Solving D'Inverno Ch 19 Problem 19.5

[TerryW]

Has anyone worked all the way through D'Inverno Chapter 19 Problem 19.5?

I've had a good thrash at it - it is quite a bit of work, but I haven't been able to get to a satisfactory conclusion. I've worked out all the components of g_ab and J_ab (for the cartesian frame) but when when I work through the transformations into the spherical co-ordinates, I get the correct answers for g'₀₀, g'₀₂, g'₀₃, g'₁₂, g'₂₂, g'₂₃ and g'₃₃. The results for g'₁₀, g'₁₁, g'₁₃ just will not come out with results that let me work through to the end of the problem successfully. The result for g'₁₂ is fine and for this I used all the components of g'_ab and J_ab (except for g₀₀) which is trivial.

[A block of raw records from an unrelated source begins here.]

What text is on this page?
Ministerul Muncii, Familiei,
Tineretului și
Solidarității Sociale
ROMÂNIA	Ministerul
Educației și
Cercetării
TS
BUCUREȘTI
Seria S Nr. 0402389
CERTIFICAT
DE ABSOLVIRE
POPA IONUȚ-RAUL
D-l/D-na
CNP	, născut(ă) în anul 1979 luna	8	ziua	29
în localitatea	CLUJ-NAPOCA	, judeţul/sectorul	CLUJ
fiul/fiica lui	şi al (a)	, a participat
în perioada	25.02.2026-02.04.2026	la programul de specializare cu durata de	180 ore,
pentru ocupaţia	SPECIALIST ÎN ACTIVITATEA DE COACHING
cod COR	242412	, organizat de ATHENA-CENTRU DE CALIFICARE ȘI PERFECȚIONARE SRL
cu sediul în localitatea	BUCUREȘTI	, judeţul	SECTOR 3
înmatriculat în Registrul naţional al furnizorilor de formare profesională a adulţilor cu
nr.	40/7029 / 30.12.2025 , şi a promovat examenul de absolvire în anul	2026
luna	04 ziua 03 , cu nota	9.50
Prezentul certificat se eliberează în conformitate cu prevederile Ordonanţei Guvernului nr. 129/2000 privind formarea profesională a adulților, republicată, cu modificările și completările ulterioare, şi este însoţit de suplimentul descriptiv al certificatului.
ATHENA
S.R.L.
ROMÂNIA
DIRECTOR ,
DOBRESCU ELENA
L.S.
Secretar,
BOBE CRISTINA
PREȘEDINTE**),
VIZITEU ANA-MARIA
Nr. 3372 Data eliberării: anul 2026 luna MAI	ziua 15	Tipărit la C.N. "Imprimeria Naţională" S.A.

In the case of g'₁₀, my result has a divisor of (r²+a²), but I've worked through two different ways to find that the answer probably ought to have a divisor of Δ. I just cannot see where this can come from given the values for g_ab and J_ab.

Any ideas anyone?


Regards

TerryW

 

[elfmotat]

Would you mind posting the problem?

 

[TerryW]

Hi Elfmotat,

I've a pdf with the relevant information from pages 251 and 252 of D'Inverno. The problem is as follows:

Apply the transformation (19.29) to (19.28) and then the transformation (19.24) to the result, to obtain the form (19.27).

Clearly the answer to part 1 is going to be something like (19.22). I used this idea to 'reverse engineer' g'₀₁ leaving me with two expressions which were the same apart from a term which is r² + a² when I do the transformation and Δ (as defined by(19.26) when I do the 'reverse engineer'.

I'm going to see what happens if I replace r² + a² with Δ in (19.28), Maybe you can spot what is going wrong.

Regards


TerryW